Just forget the words and sing along

Thursday, July 12, 2018

Fishing in the Discount Bin - Thor

Rolling along on Fishing in the Discount Bin.  I watch a movie and blog about it.  Simple as that.  I'm working my way through Marvel's Phase I, and today I get to Thor.  Actually, I got to Thor back on January 21, 2018.  I'm just now posting it.

Continuing this march through Marvel's Phase I with Thor.  Kind of interesting watching it now, with Thor Ragnarok being the most recent Marvel film, and currently one of the best-reviewed.  It's been interesting seeing how far we've come.  People are marveling at how goofy Thor Ragnarok was, but when you look at the first Thor film, it's always kind of been there.  Ragnarok just brought it to the forefront. 

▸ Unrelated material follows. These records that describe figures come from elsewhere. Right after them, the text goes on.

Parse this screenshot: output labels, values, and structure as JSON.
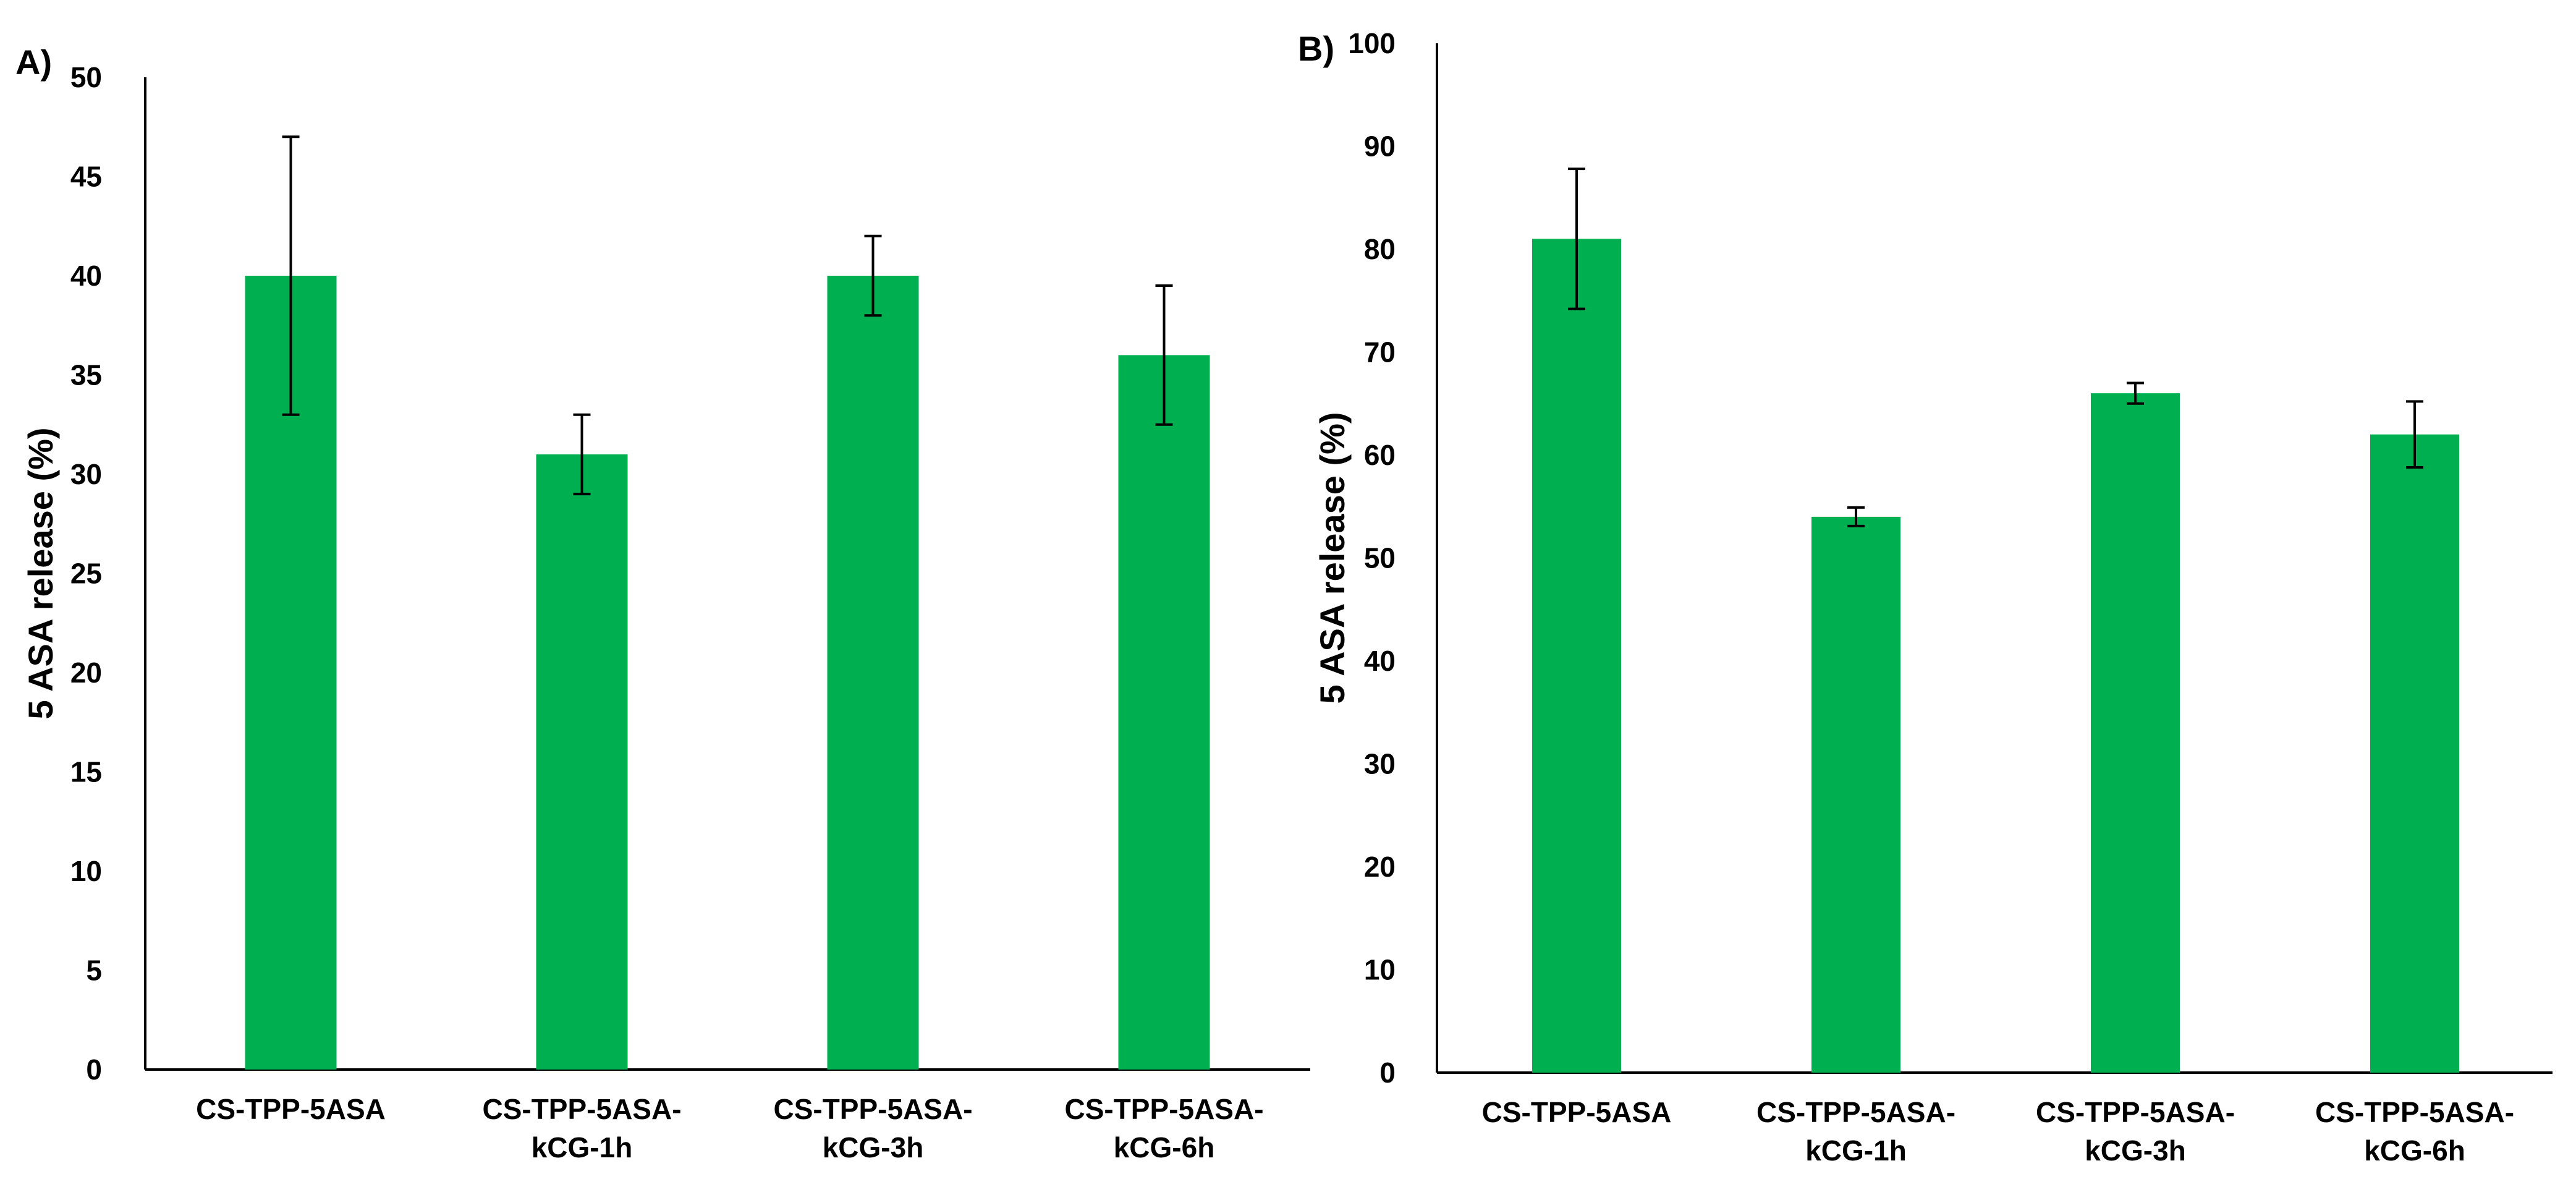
{
  "chart_data": [
    {
      "panel_label": "A)",
      "type": "bar",
      "ylabel": "5 ASA release (%)",
      "xlabel": "",
      "ylim": [
        0,
        50
      ],
      "yticks": [
        "0",
        "5",
        "10",
        "15",
        "20",
        "25",
        "30",
        "35",
        "40",
        "45",
        "50"
      ],
      "categories": [
        [
          "CS-TPP-5ASA"
        ],
        [
          "CS-TPP-5ASA-",
          "kCG-1h"
        ],
        [
          "CS-TPP-5ASA-",
          "kCG-3h"
        ],
        [
          "CS-TPP-5ASA-",
          "kCG-6h"
        ]
      ],
      "values": [
        40,
        31,
        40,
        36
      ],
      "errors": [
        7,
        2,
        2,
        3.5
      ],
      "bar_color": "#00b050",
      "grid": false,
      "legend": "none"
    },
    {
      "panel_label": "B)",
      "type": "bar",
      "ylabel": "5 ASA release (%)",
      "xlabel": "",
      "ylim": [
        0,
        100
      ],
      "yticks": [
        "0",
        "10",
        "20",
        "30",
        "40",
        "50",
        "60",
        "70",
        "80",
        "90",
        "100"
      ],
      "categories": [
        [
          "CS-TPP-5ASA"
        ],
        [
          "CS-TPP-5ASA-",
          "kCG-1h"
        ],
        [
          "CS-TPP-5ASA-",
          "kCG-3h"
        ],
        [
          "CS-TPP-5ASA-",
          "kCG-6h"
        ]
      ],
      "values": [
        81,
        54,
        66,
        62
      ],
      "errors": [
        6.8,
        0.9,
        1.0,
        3.2
      ],
      "bar_color": "#00b050",
      "grid": false,
      "legend": "none"
    }
  ]
}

And it might be good that the goofy charm of Thor was kept minimal in the first Thor.  Director Kenneth Branagh kept getting asking about Thor when out promoting Murder on the Orient Express, and one thing he kept saying was, when they made Thor, the pressure was on to get the tone right.  Marvel was still in its formative years.  This was only the third character they were bringing to big screen.  And, with Thor's roots in Norse mythology, it was the film that was tasked with introducing fantasy elements to the MCU.  A delicate balancing act, to be sure. 

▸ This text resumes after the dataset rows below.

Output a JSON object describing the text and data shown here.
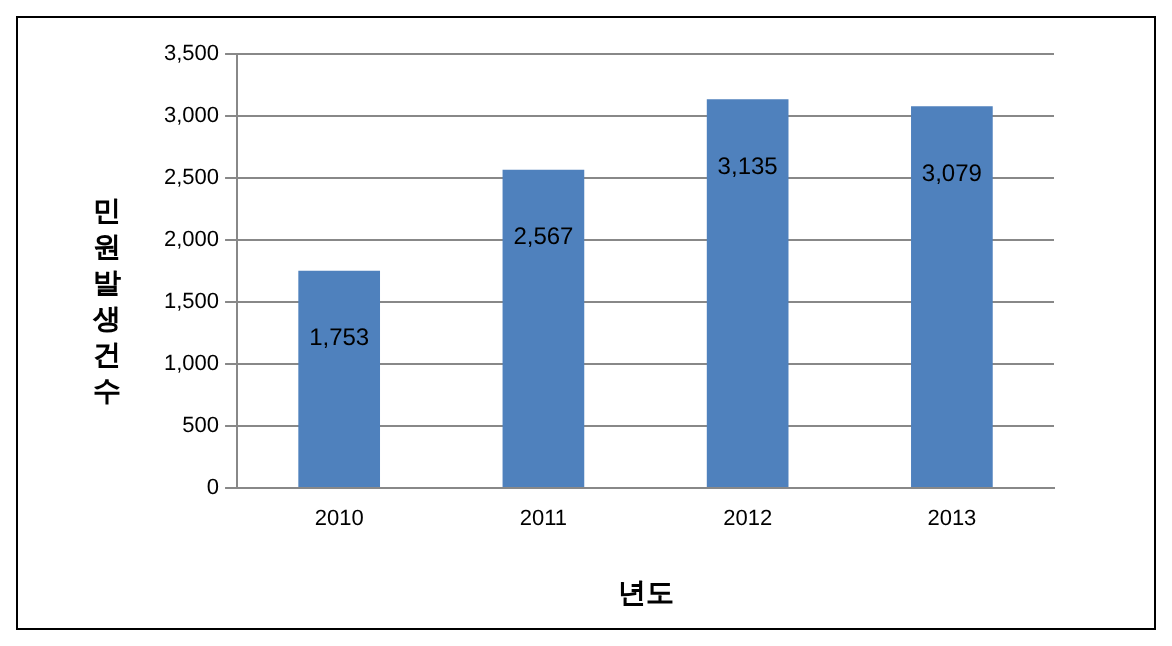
{
  "chart_data": {
    "type": "bar",
    "xlabel": "년도",
    "ylabel": "민원발생건수",
    "categories": [
      "2010",
      "2011",
      "2012",
      "2013"
    ],
    "values": [
      1753,
      2567,
      3135,
      3079
    ],
    "color": "#4f81bd",
    "ylim": [
      0,
      3500
    ],
    "yticks": [
      {
        "value": 0,
        "label": "0"
      },
      {
        "value": 500,
        "label": "500"
      },
      {
        "value": 1000,
        "label": "1,000"
      },
      {
        "value": 1500,
        "label": "1,500"
      },
      {
        "value": 2000,
        "label": "2,000"
      },
      {
        "value": 2500,
        "label": "2,500"
      },
      {
        "value": 3000,
        "label": "3,000"
      },
      {
        "value": 3500,
        "label": "3,500"
      }
    ],
    "value_labels": [
      "1,753",
      "2,567",
      "3,135",
      "3,079"
    ],
    "grid": "y",
    "legend": false
  }
}
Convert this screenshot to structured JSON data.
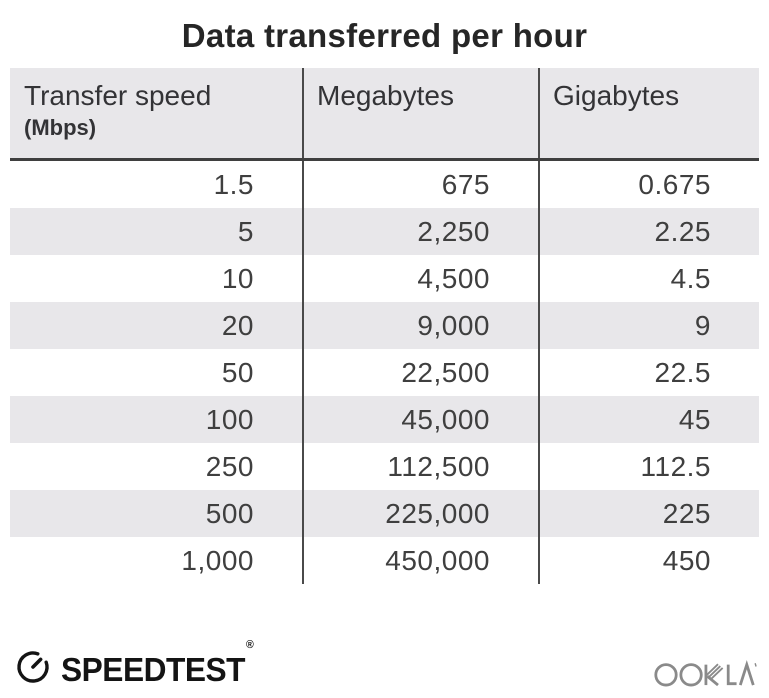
{
  "title": "Data transferred per hour",
  "table": {
    "columns": [
      {
        "label": "Transfer speed",
        "sublabel": "(Mbps)"
      },
      {
        "label": "Megabytes"
      },
      {
        "label": "Gigabytes"
      }
    ],
    "rows": [
      [
        "1.5",
        "675",
        "0.675"
      ],
      [
        "5",
        "2,250",
        "2.25"
      ],
      [
        "10",
        "4,500",
        "4.5"
      ],
      [
        "20",
        "9,000",
        "9"
      ],
      [
        "50",
        "22,500",
        "22.5"
      ],
      [
        "100",
        "45,000",
        "45"
      ],
      [
        "250",
        "112,500",
        "112.5"
      ],
      [
        "500",
        "225,000",
        "225"
      ],
      [
        "1,000",
        "450,000",
        "450"
      ]
    ]
  },
  "footer": {
    "speedtest_label": "SPEEDTEST",
    "speedtest_trademark": "®",
    "ookla_label": "OOKLA"
  },
  "colors": {
    "page_bg": "#ffffff",
    "header_bg": "#e8e7ea",
    "stripe_bg": "#e8e7ea",
    "grid_line": "#4a4a4a",
    "header_rule": "#3f3f3f",
    "body_text": "#3f3f3f",
    "title_text": "#262626",
    "logo_black": "#141414",
    "ookla_gray": "#8a8a8a"
  },
  "chart_data": {
    "type": "table",
    "title": "Data transferred per hour",
    "columns": [
      "Transfer speed (Mbps)",
      "Megabytes",
      "Gigabytes"
    ],
    "rows": [
      [
        1.5,
        675,
        0.675
      ],
      [
        5,
        2250,
        2.25
      ],
      [
        10,
        4500,
        4.5
      ],
      [
        20,
        9000,
        9
      ],
      [
        50,
        22500,
        22.5
      ],
      [
        100,
        45000,
        45
      ],
      [
        250,
        112500,
        112.5
      ],
      [
        500,
        225000,
        225
      ],
      [
        1000,
        450000,
        450
      ]
    ]
  }
}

But Branagh did a pretty good job,  No doubt he was hired because of his legendary Shakespeare adaptations, and Thor has always had a faux-Shakespearian flavour.  Many saw the Shakespeare parallels in Thor and Loki's brotherly battles for the throne.  And a talent like Branagh was able to attract other talent.  Natalie Portman said that the only reason she signed on was because she was curious as to what Branagh would do with the material. 

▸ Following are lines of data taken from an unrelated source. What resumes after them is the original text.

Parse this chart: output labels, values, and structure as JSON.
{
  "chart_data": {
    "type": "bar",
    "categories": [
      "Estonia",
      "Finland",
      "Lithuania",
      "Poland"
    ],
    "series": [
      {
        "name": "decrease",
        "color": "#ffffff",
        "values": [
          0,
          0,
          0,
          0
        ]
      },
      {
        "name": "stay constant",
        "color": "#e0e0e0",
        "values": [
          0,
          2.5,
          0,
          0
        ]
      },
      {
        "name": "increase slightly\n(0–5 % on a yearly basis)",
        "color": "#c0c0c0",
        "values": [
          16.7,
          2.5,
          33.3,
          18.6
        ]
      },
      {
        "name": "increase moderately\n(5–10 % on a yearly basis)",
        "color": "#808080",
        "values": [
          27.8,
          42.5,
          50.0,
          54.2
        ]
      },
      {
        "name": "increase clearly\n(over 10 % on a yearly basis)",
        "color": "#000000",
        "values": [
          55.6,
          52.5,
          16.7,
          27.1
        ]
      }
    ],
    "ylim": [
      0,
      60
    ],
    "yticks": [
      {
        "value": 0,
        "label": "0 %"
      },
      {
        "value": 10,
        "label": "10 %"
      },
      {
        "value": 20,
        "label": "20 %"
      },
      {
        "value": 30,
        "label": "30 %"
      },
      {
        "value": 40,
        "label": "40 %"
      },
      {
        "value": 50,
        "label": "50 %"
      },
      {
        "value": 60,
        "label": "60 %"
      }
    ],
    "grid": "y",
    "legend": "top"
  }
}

Of course, though, the big discovery was Chris Hemsworth as Thor.  He'd already been in Hollywood for a while.  Probably his best known role was Capt. Kirk's ill-fated father in the opening scenes of JJ Abrams' Star Trek.  In fact, I read another interview with Branagh in which he said Hemsworth's performance in Star Trek helped him get the gig.  The fact that he was able to do so much and make the character so sympathetic in so little screen time really impressed Branagh. 

And in the film, we get the most beloved villain in the Marvel Cinematic Universe:  Loki.  That's probably because the film is just as much Loki's origin story as it is Thor's, as we see Loki come to terms with his frost giant parentage, and we see that his entire evil plot wasn't to take the throne of Asgaard, but instead, just finally gain his father's approval, as he's always been in the shadow of his older brother Thor.  This is the only Marvel film that really took the time to develop it's villain, and the fact that he came back for more in Avengers solidified him as a force to be reckoned with. 

In the mystical realm of Asgaard, Thor is about to be crowned king, and assume the throne from his father Odin.  But, during the ceremony, a couple of frost giants break into the treasure room, and are easily dispatched.  Thor sees this as an affront to the throne, but Odin wants to just let it go.  Seeing Thor's reaction and desire for war, Odin decides not to renounce the throne just yet.  But still, Thor wants vengeance.  He, Loki, and their closest friends head to the realm of the frost giants, bust some heads, and Odin shows up to calm things down before it becomes all-out war.  Disgusted by his son's actions, Odin strips Thor of his powers and banishes him to Earth. 

On Earth, Thor falls into the care of Jane Foster, an astrophysicist who's been studying the possible opening of wormholes.  Foster's been doing her study with her mentor, Dr. Erik Selvig, and her grad student Darcy.  Of course, the wormhole is the Bifrost, the fabled rainbow bridge to Asgaard, so they start thinking that there may be something to Thor's ramblings about being the Thor.  And of course, while on Earth, Thor beings to learn humility and compassion, thus earning his way back to his powers.

And of course, the Marvel Cinematic Universe is a thing, so on the outskirts of town has crash-landed Mjolnir, Thor's hammer, which only the worthy can wield.  SHIELD shows up to cordon of the site, and it's our favourite agent, Agent Coulson, who's in charge of the situation.  We also get a gratuitous cameo from Hawkeye, who's one of the agents on site.  That's another thing.  Apparently, Hawkeye's cameo caused a lot of headaches for Branagh, because when they started filming, the Marvel bosses hadn't cast Hawkeye yet.  So Branagh was agonizing over Hawkeye's scenes.  So finally Branagh decided to just film everything where the actor's face was obscured, and figured they could film the close-ups during reshoots, reasoning that by then, Marvel would have hired someone.  And they did. 

But in the end, Thor is just fun.  It's not Marvel's best, and is pretty formulaic as superhero films go, but it's pretty pleasing.  It's a comfort food of a film. 

Oh, and Natalie Portman is at her peak adorableness as Jane Foster.